Credit: Paul Wellman (file)

Truth Aquatics — owner of the Conception dive boat that caught fire and killed 34 people off the Channel Islands over Labor Day weekend in 2019 — has sold the remaining two boats in its fleet, according to the Los Angeles Times. News of the sale coincided with numerous wrongful-death lawsuits filed by several of the victims’ families against the company and its owners. 

Only three days after the Conception disaster, Truth Aquatics and Glen and Dana Fritzler filed for economic protection under an arcane law dating to 1851, the Limitation of Liability Act, or LOLA. This shields them financially from lawsuits brought by the victims’ families, at least in theory. 

“LOLA is to federal maritime law what the Second Amendment is to gun control,” said John Hillsman, a maritime legal specialist who is representing surviving family members of six who died aboard the Conception. He called LOLA “one of the most disfavored and reviled laws on the books.”

Hillsman described how all the survivors of the victims in the boating disaster came together and offered the Fritzlers a stipulation to protect the shipowners’ rights under LOLA. That agreement allowed the families to file civil lawsuits for wrongful death in the state Superior Court in Los Angeles County, he said. After those cases are decided, most likely by a jury, the federal LOLA case will resume before a judge.

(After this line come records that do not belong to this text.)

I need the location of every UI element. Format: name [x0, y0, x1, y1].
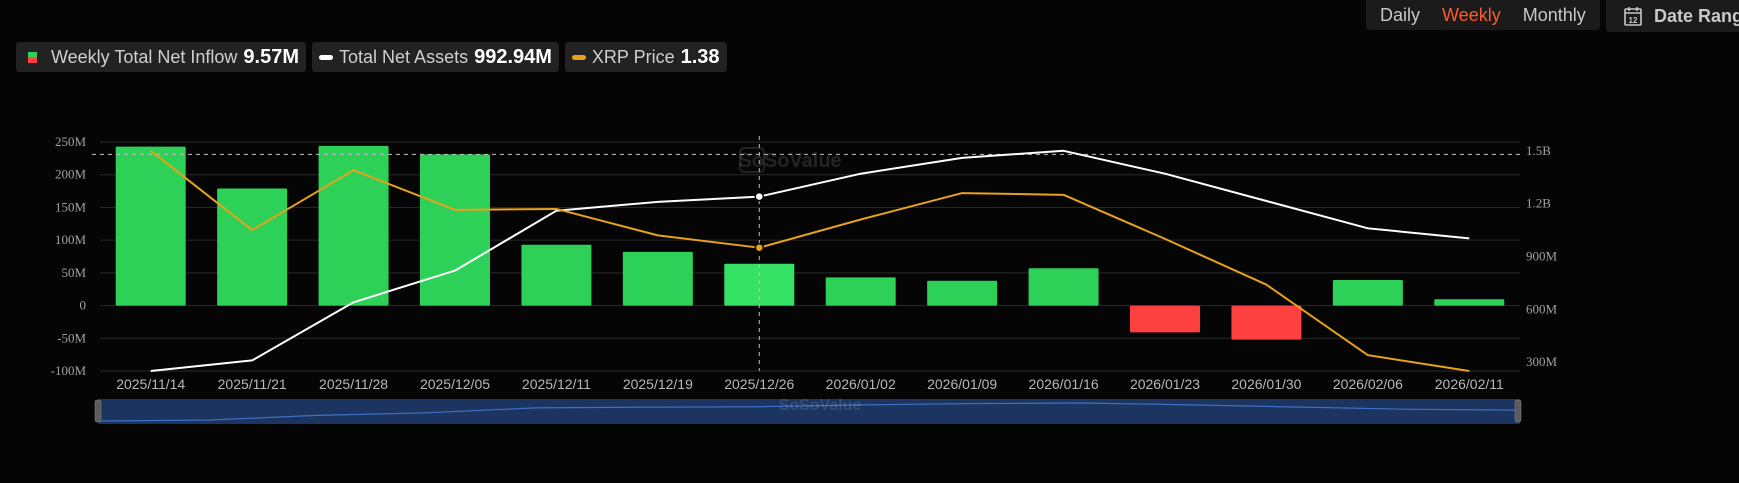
calendar-icon: 12: [1624, 7, 1642, 26]
x-axis-tick-label: 2025/12/26: [724, 376, 794, 392]
net-inflow-bar: [318, 145, 389, 306]
x-axis-tick-label: 2026/02/06: [1333, 376, 1403, 392]
chart-legend: Weekly Total Net Inflow 9.57M Total Net …: [16, 42, 727, 72]
xrp-price-line: [150, 150, 1470, 372]
navigator-left-handle[interactable]: [94, 399, 102, 423]
legend-net-assets[interactable]: Total Net Assets 992.94M: [312, 42, 559, 72]
left-axis-tick-label: 200M: [55, 167, 87, 182]
net-inflow-bar: [1130, 305, 1200, 333]
svg-text:12: 12: [1629, 16, 1638, 25]
watermark: SoSoValue: [738, 150, 841, 172]
navigator-series-line: [97, 402, 1521, 422]
right-axis-tick-label: 300M: [1526, 354, 1558, 369]
net-inflow-bar: [724, 263, 795, 306]
legend-net-assets-label: Total Net Assets: [339, 46, 469, 67]
legend-xrp-price-value: 1.38: [680, 45, 720, 68]
x-axis-tick-label: 2025/12/05: [420, 376, 490, 392]
navigator-right-handle[interactable]: [1514, 399, 1522, 423]
x-axis-tick-label: 2026/01/23: [1130, 376, 1200, 392]
net-assets-swatch: [319, 54, 334, 60]
right-axis-tick-label: 600M: [1526, 301, 1558, 316]
net-inflow-bar: [622, 251, 693, 306]
x-axis-tick-label: 2025/12/19: [623, 376, 693, 392]
net-inflow-bar: [420, 154, 490, 306]
x-axis-tick-label: 2025/11/21: [218, 376, 287, 392]
left-axis-tick-label: 0: [80, 298, 87, 313]
x-axis-tick-label: 2026/01/16: [1029, 376, 1099, 392]
left-axis-tick-label: 50M: [61, 265, 86, 280]
net-inflow-bar: [115, 146, 186, 306]
net-inflow-swatch: [28, 51, 37, 63]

A success in federal court would limit the Fritzlers’ liability to the value of the wreck, which is essentially zero as the Conception burned to the waterline before sinking offshore Santa Cruz Island on September 2, 2019. More defendants have been brought into Hillsman’s civil matter, however, including Sea Landing Dive Center, boat-builder Seaway Boat Company of Long Beach, two individual boat designers, and Ventura Harbor Boatyard.

The two other boats owned by Truth Aquatics — Vision and Truth — were sold in November to Channel Islands Expeditions, which is operating out of Sea Landing. CEO Garrett Kababik declined to comment on the purchase, but he’s run a kayak rental company out of Santa Barbara Harbor for years and operates another dive boat, the Sunfish, out of Oxnard. The company’s website states it recently added aboard its vessels an escape hatch out to the weather deck, a centralized fire detection system, and a fireproof equipment charging cabinet — the lack of which were implicated in the Conception fire by the National Transportation Safety Board. As noted in the L.A. Times on Thursday, the company also has a Safety Management System, also cited by the NTSB as lacking at Truth Aquatics. The Fritzlers’ spokesperson did not respond to a request for comment, and their civil attorney would not comment on active litigation.

The Limitation of Liability case raises the issue of insurance, which an attorney for two plaintiffs told the Times was held by Truth Aquatics at the minimum required by law. Hillsman agreed the Fritzlers didn’t have the wherewithal or insurance to satisfy any judgments, even with the sale of the boats. The Conception was valued at $1 million by Seaway in a 2005 story posted at its website in which a man stole the boat and beached it at Vandenberg Air Force Base.

“The small passenger vessel industry has until now been woefully underregulated,” Hillsman observed. A Boeing 737 carries about as many passengers as the Conception could accommodate on a day trip — about 100 — “but airlines carry hundreds of millions in insurance funds because they’re prepared for a disaster like this.” Hillsman believed that if small ships carried as much as $20 million in insurance, the insurer would audit them for things like a roving watch; the NTSB’s final report noted such a watch would have prevented the fire. “With the level they’re insured at now, nobody cared, and that’s a real problem,” said Hillsman.